# If g is the inverse of f and if f(x)=x^3-5x^2+2x-1, how do you calculate g'(-9) if the domain of f(x) is the set of integers less than 0? Thanks in advance for taking time to help me out. Steve?

Sep 13, 2016

Use d/dx(f^-1(b)) = 1/(f'(f^-1(b))

#### Explanation:

We have, in this case $b = - 9$. We need ${f}^{-} 1 \left(- 9\right)$.

That is: we need $x$ in the domain of $f$ such that $f \left(x\right) = - 9$.

We must solve $f \left(x\right) = - 9$ for solutions in the domain of $f$.

Solve
${x}^{3} - 5 {x}^{2} + 2 x - 1 = - 9$.

If you know the rational zeros theorem, use it.

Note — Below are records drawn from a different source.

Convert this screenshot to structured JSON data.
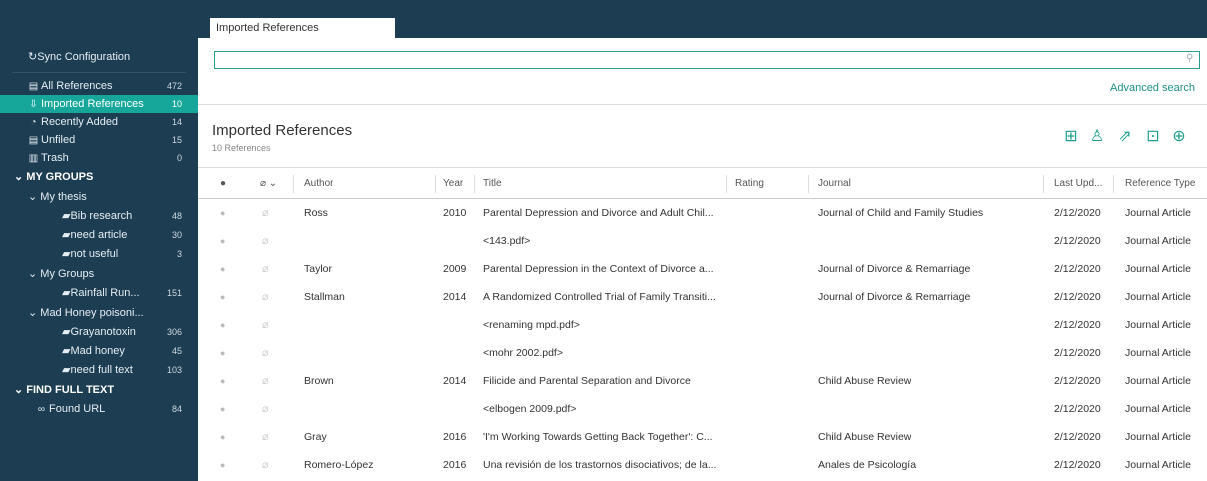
{
  "sidebar": {
    "sync": "Sync Configuration",
    "items": [
      {
        "label": "All References",
        "count": "472",
        "icon": "file-icon"
      },
      {
        "label": "Imported References",
        "count": "10",
        "icon": "import-icon"
      },
      {
        "label": "Recently Added",
        "count": "14",
        "icon": "clock-icon"
      },
      {
        "label": "Unfiled",
        "count": "15",
        "icon": "file-icon"
      },
      {
        "label": "Trash",
        "count": "0",
        "icon": "trash-icon"
      }
    ],
    "my_groups_header": "MY GROUPS",
    "groups": [
      {
        "label": "My thesis",
        "subs": [
          {
            "label": "Bib research",
            "count": "48"
          },
          {
            "label": "need article",
            "count": "30"
          },
          {
            "label": "not useful",
            "count": "3"
          }
        ]
      },
      {
        "label": "My Groups",
        "subs": [
          {
            "label": "Rainfall Run...",
            "count": "151"
          }
        ]
      },
      {
        "label": "Mad Honey poisoni...",
        "subs": [
          {
            "label": "Grayanotoxin",
            "count": "306"
          },
          {
            "label": "Mad honey",
            "count": "45"
          },
          {
            "label": "need full text",
            "count": "103"
          }
        ]
      }
    ],
    "find_full_text_header": "FIND FULL TEXT",
    "found_url": {
      "label": "Found URL",
      "count": "84"
    }
  },
  "tab": {
    "label": "Imported References"
  },
  "search": {
    "value": "",
    "advanced_label": "Advanced search"
  },
  "library": {
    "title": "Imported References",
    "subtitle": "10 References"
  },
  "table": {
    "headers": {
      "author": "Author",
      "year": "Year",
      "title": "Title",
      "rating": "Rating",
      "journal": "Journal",
      "updated": "Last Upd...",
      "type": "Reference Type"
    },
    "rows": [
      {
        "author": "Ross",
        "year": "2010",
        "title": "Parental Depression and Divorce and Adult Chil...",
        "journal": "Journal of Child and Family Studies",
        "updated": "2/12/2020",
        "type": "Journal Article"
      },
      {
        "author": "",
        "year": "",
        "title": "<143.pdf>",
        "journal": "",
        "updated": "2/12/2020",
        "type": "Journal Article"
      },
      {
        "author": "Taylor",
        "year": "2009",
        "title": "Parental Depression in the Context of Divorce a...",
        "journal": "Journal of Divorce & Remarriage",
        "updated": "2/12/2020",
        "type": "Journal Article"
      },
      {
        "author": "Stallman",
        "year": "2014",
        "title": "A Randomized Controlled Trial of Family Transiti...",
        "journal": "Journal of Divorce & Remarriage",
        "updated": "2/12/2020",
        "type": "Journal Article"
      },
      {
        "author": "",
        "year": "",
        "title": "<renaming mpd.pdf>",
        "journal": "",
        "updated": "2/12/2020",
        "type": "Journal Article"
      },
      {
        "author": "",
        "year": "",
        "title": "<mohr 2002.pdf>",
        "journal": "",
        "updated": "2/12/2020",
        "type": "Journal Article"
      },
      {
        "author": "Brown",
        "year": "2014",
        "title": "Filicide and Parental Separation and Divorce",
        "journal": "Child Abuse Review",
        "updated": "2/12/2020",
        "type": "Journal Article"
      },
      {
        "author": "",
        "year": "",
        "title": "<elbogen 2009.pdf>",
        "journal": "",
        "updated": "2/12/2020",
        "type": "Journal Article"
      },
      {
        "author": "Gray",
        "year": "2016",
        "title": "'I'm Working Towards Getting Back Together': C...",
        "journal": "Child Abuse Review",
        "updated": "2/12/2020",
        "type": "Journal Article"
      },
      {
        "author": "Romero-López",
        "year": "2016",
        "title": "Una revisión de los trastornos disociativos; de la...",
        "journal": "Anales de Psicología",
        "updated": "2/12/2020",
        "type": "Journal Article"
      }
    ]
  },
  "toolbar_icons": [
    "add-reference-icon",
    "share-user-icon",
    "export-icon",
    "find-pdf-icon",
    "web-icon"
  ],
  "colors": {
    "sidebar_bg": "#1c3d52",
    "accent": "#17a79a"
  }
}
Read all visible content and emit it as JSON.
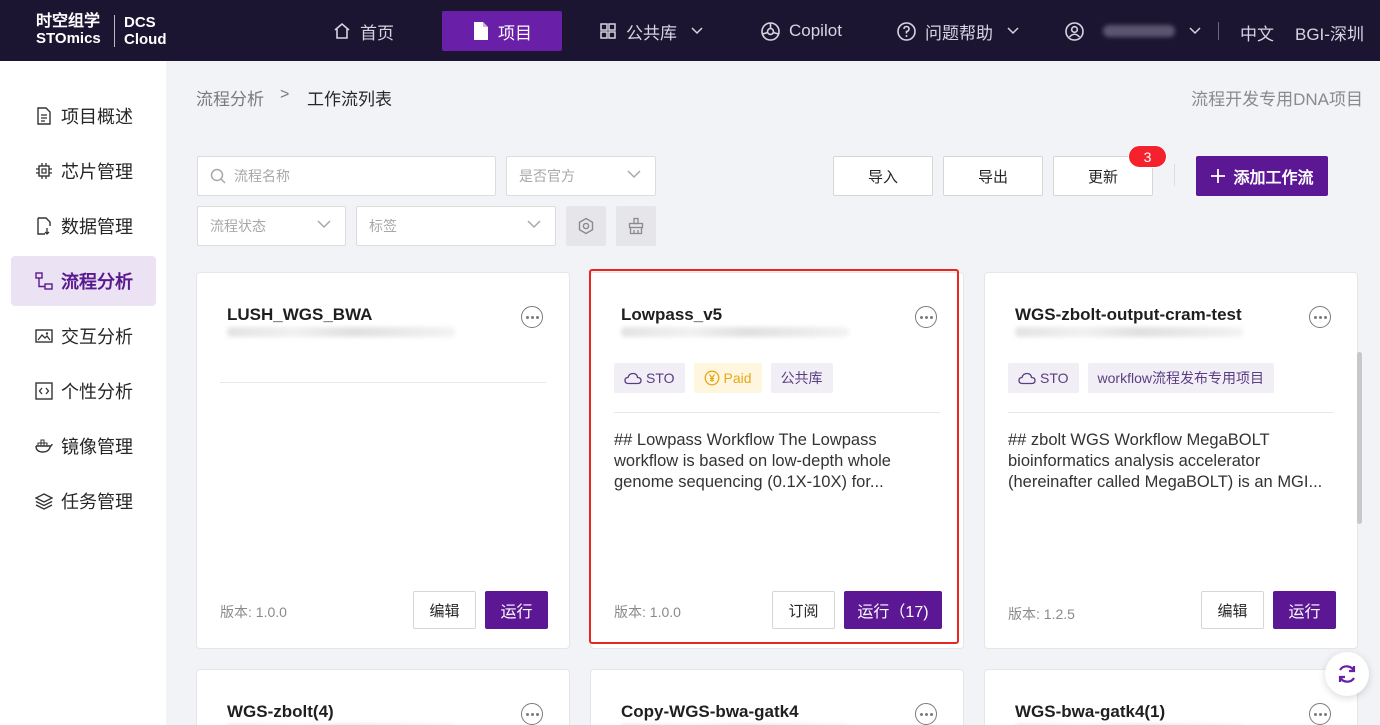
{
  "logo": {
    "zh": "时空组学",
    "en": "STOmics",
    "brand_line1": "DCS",
    "brand_line2": "Cloud"
  },
  "topnav": [
    {
      "label": "首页",
      "icon": "home-icon"
    },
    {
      "label": "项目",
      "icon": "file-icon",
      "active": true
    },
    {
      "label": "公共库",
      "icon": "grid-icon"
    },
    {
      "label": "Copilot",
      "icon": "copilot-icon"
    },
    {
      "label": "问题帮助",
      "icon": "help-icon"
    }
  ],
  "user": {
    "name_hidden": true
  },
  "language": "中文",
  "region": "BGI-深圳",
  "sidebar": {
    "items": [
      {
        "label": "项目概述",
        "icon": "document-icon"
      },
      {
        "label": "芯片管理",
        "icon": "chip-icon"
      },
      {
        "label": "数据管理",
        "icon": "data-file-icon"
      },
      {
        "label": "流程分析",
        "icon": "flow-icon",
        "active": true
      },
      {
        "label": "交互分析",
        "icon": "image-icon"
      },
      {
        "label": "个性分析",
        "icon": "code-icon"
      },
      {
        "label": "镜像管理",
        "icon": "docker-icon"
      },
      {
        "label": "任务管理",
        "icon": "layers-icon"
      }
    ]
  },
  "breadcrumb": {
    "parent": "流程分析",
    "separator": ">",
    "current": "工作流列表"
  },
  "project_name": "流程开发专用DNA项目",
  "filters": {
    "search_placeholder": "流程名称",
    "official_placeholder": "是否官方",
    "status_placeholder": "流程状态",
    "tag_placeholder": "标签"
  },
  "actions": {
    "import_label": "导入",
    "export_label": "导出",
    "update_label": "更新",
    "update_badge": "3",
    "add_label": "添加工作流"
  },
  "cards": [
    {
      "title": "LUSH_WGS_BWA",
      "tags": [],
      "description": "",
      "version_label": "版本:",
      "version": "1.0.0",
      "buttons": [
        "编辑",
        "运行"
      ]
    },
    {
      "title": "Lowpass_v5",
      "tags": [
        "STO",
        "Paid",
        "公共库"
      ],
      "description": "## Lowpass Workflow The Lowpass workflow is based on low-depth whole genome sequencing (0.1X-10X) for...",
      "version_label": "版本:",
      "version": "1.0.0",
      "buttons": [
        "订阅",
        "运行（17)"
      ],
      "highlighted": true
    },
    {
      "title": "WGS-zbolt-output-cram-test",
      "tags": [
        "STO",
        "workflow流程发布专用项目"
      ],
      "description": "## zbolt WGS Workflow MegaBOLT bioinformatics analysis accelerator (hereinafter called MegaBOLT) is an MGI...",
      "version_label": "版本:",
      "version": "1.2.5",
      "buttons": [
        "编辑",
        "运行"
      ]
    },
    {
      "title": "WGS-zbolt(4)"
    },
    {
      "title": "Copy-WGS-bwa-gatk4"
    },
    {
      "title": "WGS-bwa-gatk4(1)"
    }
  ],
  "colors": {
    "topbar": "#1c1532",
    "primary": "#5c1894",
    "highlight_border": "#e8281f",
    "badge": "#f5222d"
  }
}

Otherwise, you'll need to solve "by inspection". (That's the fancy name for "guess and check".)

Try $x = 1$, $x = 2$, $x = - 1$ STOP!

$f \left(- x\right) = - 9$ and $- 1$ is in the domain of $f$, so if the problem is well written that should be the only solution in the domain. (If there are multiple solutions, then $f$ is not invertible.)

$f ' \left(x\right) = 3 {x}^{2} - 10 x + 2$,

and $f \left(- 1\right) = 15$.

$\frac{d}{\mathrm{dx}} \left({f}^{-} 1 \left(- 9\right)\right) = \frac{1}{f ' \left({f}^{-} 1 \left(- 9\right)\right)} = \frac{1}{f ' \left(- 1\right)} = \frac{1}{15}$.